Adivinhe quem disse:

Pergunta

“A justiça social não é o igualitarismo, é a igualdade de direitos e de oportunidades”

Resposta

Lázaro Barredo, diretor do diário “Granma”, deputado e membro do Comitê Central do Partido Comunista Cubano, hoje, 19/10, em O Globo.

A matéria é deslumbrantemente esclarecedora.

Cuba faz contas para acabar com sua caderneta de racionamento

Baixos salários são um obstáculo para o fim de alimentos subsidiados.
Mais de 70% dos cubanos viveram sob sistema de racionamento desde que nasceram

A famosa caderneta de racionamento, em vigor desde 1962, garante por mês, a cada um dos 11 milhões de habitantes da ilha: 3,5 quilos de arroz; 2,5 quilos de açúcar; meio quilo de feijão; 230 gramas de azeite; dez ovos; 460 gramas de frango; 460 gramas de macarrão; 230 gramas de farinha de soja (ou equivalente), além de 115 gramas de café e um pão diariamente. Para crianças menores de 7 anos, inclui ainda um litro de leite por dia. Não é muito, mas durante quase 50 anos essa minicesta básica subvencionada — todos esses produtos custam menos de 1 C (R$ 2,55) — foi símbolo do igualitarismo da revolução.

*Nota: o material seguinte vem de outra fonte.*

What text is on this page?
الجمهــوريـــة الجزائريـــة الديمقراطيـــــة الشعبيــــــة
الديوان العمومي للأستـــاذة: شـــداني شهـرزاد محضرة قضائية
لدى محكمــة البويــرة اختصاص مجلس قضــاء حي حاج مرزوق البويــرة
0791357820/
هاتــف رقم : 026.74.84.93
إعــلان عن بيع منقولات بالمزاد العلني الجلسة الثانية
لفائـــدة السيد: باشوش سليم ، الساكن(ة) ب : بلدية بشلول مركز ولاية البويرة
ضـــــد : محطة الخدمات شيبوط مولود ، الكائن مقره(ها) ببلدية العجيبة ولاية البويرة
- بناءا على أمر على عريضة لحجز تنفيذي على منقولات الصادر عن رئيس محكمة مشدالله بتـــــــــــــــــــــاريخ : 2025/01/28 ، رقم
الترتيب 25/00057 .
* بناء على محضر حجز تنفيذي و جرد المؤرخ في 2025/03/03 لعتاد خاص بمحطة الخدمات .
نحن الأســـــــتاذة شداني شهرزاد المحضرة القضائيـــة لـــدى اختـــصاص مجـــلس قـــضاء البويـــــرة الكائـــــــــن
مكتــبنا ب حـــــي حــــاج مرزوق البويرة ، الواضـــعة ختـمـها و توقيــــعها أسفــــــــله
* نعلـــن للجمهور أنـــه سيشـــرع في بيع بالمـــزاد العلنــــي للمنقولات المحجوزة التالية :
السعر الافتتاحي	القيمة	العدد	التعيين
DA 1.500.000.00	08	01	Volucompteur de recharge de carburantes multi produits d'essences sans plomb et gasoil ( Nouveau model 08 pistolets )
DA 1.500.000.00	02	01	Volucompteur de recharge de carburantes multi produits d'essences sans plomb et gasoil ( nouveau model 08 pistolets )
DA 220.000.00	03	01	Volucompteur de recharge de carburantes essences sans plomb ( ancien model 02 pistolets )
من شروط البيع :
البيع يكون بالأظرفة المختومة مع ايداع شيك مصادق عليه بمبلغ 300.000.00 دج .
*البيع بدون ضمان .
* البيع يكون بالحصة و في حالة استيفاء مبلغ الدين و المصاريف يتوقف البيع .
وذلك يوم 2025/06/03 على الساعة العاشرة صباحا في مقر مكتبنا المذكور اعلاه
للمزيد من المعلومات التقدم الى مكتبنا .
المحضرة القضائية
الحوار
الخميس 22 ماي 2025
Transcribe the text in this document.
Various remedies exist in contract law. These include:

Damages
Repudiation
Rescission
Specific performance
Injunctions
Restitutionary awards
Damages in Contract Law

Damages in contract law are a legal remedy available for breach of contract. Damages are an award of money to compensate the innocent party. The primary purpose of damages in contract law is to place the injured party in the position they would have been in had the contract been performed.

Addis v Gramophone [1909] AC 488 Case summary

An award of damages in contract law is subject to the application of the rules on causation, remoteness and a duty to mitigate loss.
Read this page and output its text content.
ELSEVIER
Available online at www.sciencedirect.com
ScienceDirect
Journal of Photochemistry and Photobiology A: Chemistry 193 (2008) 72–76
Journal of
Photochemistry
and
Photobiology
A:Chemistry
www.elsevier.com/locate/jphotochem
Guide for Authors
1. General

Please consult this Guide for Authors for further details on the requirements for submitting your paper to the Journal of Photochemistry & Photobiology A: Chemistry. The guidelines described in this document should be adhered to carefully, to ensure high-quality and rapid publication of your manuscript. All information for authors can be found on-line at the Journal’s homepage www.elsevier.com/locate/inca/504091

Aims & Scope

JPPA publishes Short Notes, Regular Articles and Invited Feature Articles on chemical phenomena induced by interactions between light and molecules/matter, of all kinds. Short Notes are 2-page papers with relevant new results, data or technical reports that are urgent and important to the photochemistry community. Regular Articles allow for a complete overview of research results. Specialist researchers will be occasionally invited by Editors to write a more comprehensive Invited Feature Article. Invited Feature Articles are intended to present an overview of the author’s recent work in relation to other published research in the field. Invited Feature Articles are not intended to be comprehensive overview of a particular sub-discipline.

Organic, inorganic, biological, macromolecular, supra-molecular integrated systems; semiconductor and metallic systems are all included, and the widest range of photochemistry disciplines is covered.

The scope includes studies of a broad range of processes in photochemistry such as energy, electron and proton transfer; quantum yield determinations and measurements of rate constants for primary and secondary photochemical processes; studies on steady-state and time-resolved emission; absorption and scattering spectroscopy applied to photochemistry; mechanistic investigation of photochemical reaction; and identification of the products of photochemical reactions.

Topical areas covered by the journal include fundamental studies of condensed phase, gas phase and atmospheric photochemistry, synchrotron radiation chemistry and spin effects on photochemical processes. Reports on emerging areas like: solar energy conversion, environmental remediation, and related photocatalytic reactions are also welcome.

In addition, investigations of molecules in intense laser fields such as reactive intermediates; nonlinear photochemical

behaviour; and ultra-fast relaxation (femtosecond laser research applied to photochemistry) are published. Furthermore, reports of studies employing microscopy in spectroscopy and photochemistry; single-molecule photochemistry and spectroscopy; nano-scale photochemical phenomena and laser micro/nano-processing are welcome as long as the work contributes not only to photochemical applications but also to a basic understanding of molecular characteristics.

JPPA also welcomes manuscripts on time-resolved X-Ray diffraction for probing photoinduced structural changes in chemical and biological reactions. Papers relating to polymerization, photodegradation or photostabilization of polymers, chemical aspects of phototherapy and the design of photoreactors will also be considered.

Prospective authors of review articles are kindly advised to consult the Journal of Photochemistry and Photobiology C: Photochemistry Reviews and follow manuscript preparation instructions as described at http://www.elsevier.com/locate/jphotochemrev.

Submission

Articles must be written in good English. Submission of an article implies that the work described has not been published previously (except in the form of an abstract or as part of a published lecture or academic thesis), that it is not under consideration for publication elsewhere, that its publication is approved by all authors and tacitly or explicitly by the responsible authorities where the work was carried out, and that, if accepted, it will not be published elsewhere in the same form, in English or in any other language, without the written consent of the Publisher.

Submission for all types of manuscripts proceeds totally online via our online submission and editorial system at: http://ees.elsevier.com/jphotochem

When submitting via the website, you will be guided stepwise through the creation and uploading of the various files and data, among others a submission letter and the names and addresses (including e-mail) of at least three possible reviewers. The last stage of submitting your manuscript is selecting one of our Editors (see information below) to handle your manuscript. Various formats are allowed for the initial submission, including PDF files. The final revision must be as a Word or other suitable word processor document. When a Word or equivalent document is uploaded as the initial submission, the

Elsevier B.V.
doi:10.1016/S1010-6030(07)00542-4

No entanto, os tempos mudaram.

Em meio à crise atual, a caderneta de racionamento converteuse num fardo pesado demais para o governo de Raúl Castro, que tenta elaborar um modelo de economia socialista sustentável, baseado na lógica dos números e não em sonhos impossíveis. Cuba importa mais de 80% dos alimentos que consome e, na atual circunstância, a subvenção dos produtos da caderneta consome do Estado mais de U$ 800 milhões (cerca de R$ 1,36 bilhões). A conta não fecha.

Desde que assumiu formalmente o poder, em 24 de fevereiro de 2008, Raúl Castro deixou claro que a caderneta de racionamento, assim como outras gratuidades e os subsídios milionários, é algo “irracional e insustentável”. “Nenhum país pode gastar indefinidamente mais do que arrecada”, disse em várias oportunidades.

Bandejões foram fechados em quatro ministérios

O mesmo discurso é repetido há meses, desde que, nos meios de imprensa oficiais, é rara a semana em que não se publicam cartas de leitores criticando a caderneta. Até o diretor do diário “Granma”, Lázaro Barredo, deputado e membro do Comitê Central do Partido Comunista, publicou semana passada um editorial contra os “vícios do paternalismo”, em que defende o fim do racionamento subsidiado. “A caderneta foi uma necessidade num determinado momento, mas agora é um obstáculo diante do conjunto de decisões que a nação terá que assumir”, escreveu Barredo, para quem “a justiça social não é o igualitarismo, é a igualdade de direitos e de oportunidades”.

No início do mês, as autoridades começaram a experimentar a primeira medida para desmontar o sistema estatal de subsídios.

Como teste, em quatro ministérios — o de Trabalho e Previdência Social; Finanças e Preços; Economia e Planejamento; e Comércio Interior — foram fechados os bandejões para trabalhadores.

Em troca, cada funcionário passou a receber 15 pesos por dia (70 centavos de euro) para que almocem por sua conta. Em Cuba há 25 mil bandejões, onde a cada dia comem 3,5 milhões de empregados do Estado, a um custo de US$ 350 milhões (R$ 658 milhões). A proposta é estender a medida a todos os centros de trabalho.

Dentro desta lógica de eliminação de subsídios, a caderneta de racionamento está com os dias contados, na opinião da maioria dos especialistas. “A caderneta vai desaparecer, quanto a isso não há dúvida.

Mas a precariedade atual é tanta que o governo não pode fazer isso de repente, pois atingiria fortemente metade da ilha”, assegura um economista.

As autoridades sabem disso.

O salário médio em Cuba é de 415 pesos (cerca de R$ 34).